Walmart officials chose the site to serve residents near Vancouver Plaza in the central Fourth Plain corridor who don’t have an abundance of grocery store options, said Matti Havener, Walmart’s senior director and regional general manager for Washington and Oregon. “We think our new location will provide a much-needed solution for fresh, healthy and affordable groceries,” she said in a written statement.

Calls to the company were not returned.

Although WinCo Foods is still represented in the area, having moved just a few blocks south of its old location, several other stores have left the area altogether. Among them, Fred Meyer vacated its store at Grand and Fourth Plain boulevards in 2008 to reopen about one mile south along state Highway 14. Safeway also closed its longtime location at Andresen Road and Fourth Plain, a site that now houses a fitness club.

Activists have tried for years to lure new stores to the area.

Meanwhile, more affluent east Vancouver shoppers can choose from a variety of chains and New Seasons Market, Trader Joe’s and Chuck’s Produce and Street Market.

Bell said the Cafaro company plans to invest several million dollars in a face-lift for the entire Vancouver Plaza retail complex, which is home to anchor stores such as Target, Bed Bath & Beyond and a Regal Cinema multiplex theater.

“We’ll be refacing and refurbishing the entire center,” with new facades, stone columns and resurfaced parking areas, he said.

Bell expects Walmart’s announcement will be followed with news from other new retailers who are planning to locate in the center. He said plans include tenants for the vacant TGI Friday’s and Newport Bay restaurants, as well as the former Steve and Barry’s apparel store site.
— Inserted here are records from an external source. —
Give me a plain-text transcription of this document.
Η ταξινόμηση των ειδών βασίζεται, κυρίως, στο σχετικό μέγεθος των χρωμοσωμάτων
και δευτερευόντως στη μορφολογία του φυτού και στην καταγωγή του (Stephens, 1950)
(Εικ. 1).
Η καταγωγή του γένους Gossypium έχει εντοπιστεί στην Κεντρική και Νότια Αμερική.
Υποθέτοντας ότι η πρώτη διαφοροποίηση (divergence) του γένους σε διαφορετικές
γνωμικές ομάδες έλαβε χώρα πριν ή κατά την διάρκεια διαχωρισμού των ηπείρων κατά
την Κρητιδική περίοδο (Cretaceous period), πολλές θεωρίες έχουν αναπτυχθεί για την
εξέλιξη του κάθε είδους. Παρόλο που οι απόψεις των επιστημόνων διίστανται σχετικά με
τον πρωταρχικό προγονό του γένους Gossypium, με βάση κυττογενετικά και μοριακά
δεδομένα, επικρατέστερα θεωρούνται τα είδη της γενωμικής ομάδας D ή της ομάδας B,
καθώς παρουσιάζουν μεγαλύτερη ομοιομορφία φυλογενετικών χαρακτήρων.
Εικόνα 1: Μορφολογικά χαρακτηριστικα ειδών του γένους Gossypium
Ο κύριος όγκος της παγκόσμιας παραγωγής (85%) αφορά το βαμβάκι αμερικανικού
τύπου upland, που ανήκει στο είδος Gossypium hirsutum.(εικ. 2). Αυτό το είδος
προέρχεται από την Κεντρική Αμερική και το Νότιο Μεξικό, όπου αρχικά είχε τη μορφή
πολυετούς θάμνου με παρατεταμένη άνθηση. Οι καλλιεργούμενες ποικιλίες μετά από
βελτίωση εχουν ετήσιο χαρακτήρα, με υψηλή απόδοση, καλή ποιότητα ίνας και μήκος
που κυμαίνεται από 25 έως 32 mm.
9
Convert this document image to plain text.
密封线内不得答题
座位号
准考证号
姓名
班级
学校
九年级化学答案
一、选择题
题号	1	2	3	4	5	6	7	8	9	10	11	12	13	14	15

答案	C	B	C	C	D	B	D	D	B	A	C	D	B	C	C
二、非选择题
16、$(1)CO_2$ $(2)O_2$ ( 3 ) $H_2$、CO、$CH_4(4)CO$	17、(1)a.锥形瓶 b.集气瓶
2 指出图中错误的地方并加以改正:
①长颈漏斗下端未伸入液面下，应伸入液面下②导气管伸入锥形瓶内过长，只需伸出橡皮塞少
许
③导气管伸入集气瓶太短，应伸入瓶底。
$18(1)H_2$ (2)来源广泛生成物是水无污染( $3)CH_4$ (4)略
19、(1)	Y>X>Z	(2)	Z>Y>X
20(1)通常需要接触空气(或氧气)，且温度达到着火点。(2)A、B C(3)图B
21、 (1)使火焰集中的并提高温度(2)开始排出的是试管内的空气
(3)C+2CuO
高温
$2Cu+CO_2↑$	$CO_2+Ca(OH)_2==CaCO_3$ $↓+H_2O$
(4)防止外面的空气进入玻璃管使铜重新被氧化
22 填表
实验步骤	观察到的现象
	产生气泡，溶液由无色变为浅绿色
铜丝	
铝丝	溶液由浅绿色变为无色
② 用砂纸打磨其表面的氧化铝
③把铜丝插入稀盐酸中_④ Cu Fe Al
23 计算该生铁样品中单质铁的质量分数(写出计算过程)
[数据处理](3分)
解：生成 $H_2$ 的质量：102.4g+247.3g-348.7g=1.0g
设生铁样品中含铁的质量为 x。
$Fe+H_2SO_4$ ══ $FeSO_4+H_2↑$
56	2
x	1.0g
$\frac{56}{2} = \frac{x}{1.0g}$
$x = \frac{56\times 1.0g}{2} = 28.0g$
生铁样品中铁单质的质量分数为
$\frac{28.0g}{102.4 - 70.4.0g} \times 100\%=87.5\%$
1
“At this point, there are discussions in the works for all of those spaces,” he said.

Wal-Mart Stores Inc., branded as Walmart since 2008, is the world’s largest retailer with about 10,300 stores in 27 countries. The company finished the three-month period ending in June showing between 3 percent and 4 percent growth over the previous year, it reported earlier this month. By comparison, sales rose 6.2 percent in the first quarter compared with a year earlier.